There is 232 gig worth of data on this drive. Granted more than a bit of it is TV programmes that I haven’t deleted yet (I’ve got the DVDs now). Some of it is Anime. Some of it is Doctor Who. I think some of it may have been the Sarah Connor Chronicles actually. Either way, a huge chunk of it is TV and I would in no way miss any of this stuff – well, apart from House S4, but that’s out on DVD this month so that’s fine.

What I will miss, if I can’t retrieve it, is photos, work, silly things that — retrospectively — I should have backed up elsewhere instead. I never even thought about it. That annoying “What if the external HD fucks up?” question. I certainly didn’t expect to have any problems with it only 6 months after I bought it, but considering my run of luck with external storage devices, I should have known better. The sad fact is that, while I have plenty of copies of a lot of the older stuff knocking around on CD — I didn’t throw ALL of them away in the clear out — there’s a lot of stuff that I simply don’t have backed up elsewhere. This IS my backup device, after all. It was a purchase designed to ensure I didn’t have to spend hours backing stuff up onto DVD.

But now it seems I may pay for that error of judgement with the loss of a considerable number of irreplaceable items. This makes me a very sad panda.

This is not to say all hope is lost, however. I currently have a programme scanning every single sector of the drive in the hopes of retrieving as much of my data as possible. I started this scan at 6:05am on 9th August 2008, and at 2:22pm on the 10th August 2008 as I write this very sentence, the scan is 39% done. It’s a slow one, and I live in fear of a powercut, or the cable to fall out, or something that will cause me to have to start the whole process all over again.

I’ve pondered if it’s worth it. How much of the crap on that drive do I ever actually look at?! But that isn’t the point, really, is it. Because I know that as soon as I give up on attempting to retrieve this data, then I’ll need some of it. This, really, is the problem with the digital era. Nothing exists “for real” until you make it real. Photos are a collection of pixels until you print them out.

A big chunk of the backed up stuff — probably 5% or so — is PSD files.

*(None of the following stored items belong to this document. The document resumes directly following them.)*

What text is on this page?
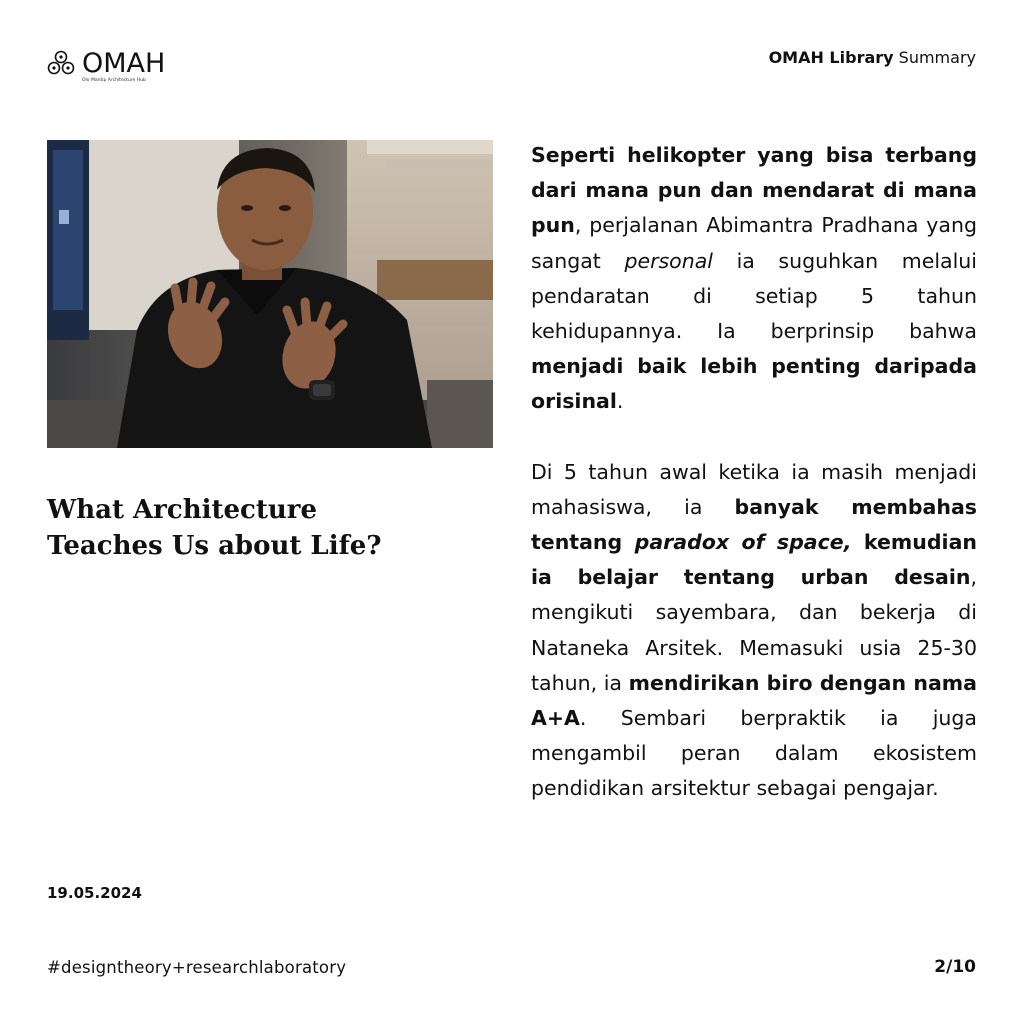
OMAH
Olo Mantip Architecture Hub
OMAH Library Summary
What Architecture
Teaches Us about Life?

Seperti helikopter yang bisa terbang dari mana pun dan mendarat di mana pun, perjalanan Abimantra Pradhana yang sangat personal ia suguhkan melalui pendaratan di setiap 5 tahun kehidupannya. Ia berprinsip bahwa menjadi baik lebih penting daripada orisinal.

Di 5 tahun awal ketika ia masih menjadi mahasiswa, ia banyak membahas tentang paradox of space, kemudian ia belajar tentang urban desain, mengikuti sayembara, dan bekerja di Nataneka Arsitek. Memasuki usia 25-30 tahun, ia mendirikan biro dengan nama A+A. Sembari berpraktik ia juga mengambil peran dalam ekosistem pendidikan arsitektur sebagai pengajar.

19.05.2024
#designtheory+researchlaboratory	2/10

My artwork, in the many stages of work-in-progress. I save all of those just in case I want to go back and change things, or steal elements for another painting, or use portions of them for something in web design. There’s several gigs worth of these, as PSD files are pretty damned hefty, that I don’t have backed up elsewhere. I COULD have burned them to DVD, but I didn’t. I relied on one device.

Never again! It seems I will have to add even further to the clutter that is my workspace by adding a second external backup drive to the mix. A smaller, more robust one, for critical backups of stuff. I may also need to add a third HD into my PC itself. All to ensure that, if I have critical data, if I do manage to recover the stuff that is important to me from this buggered HD, then I’ll have multiple copies of it just in case another Data Disaster happens again.

Let this be a lesson to me, and to you too!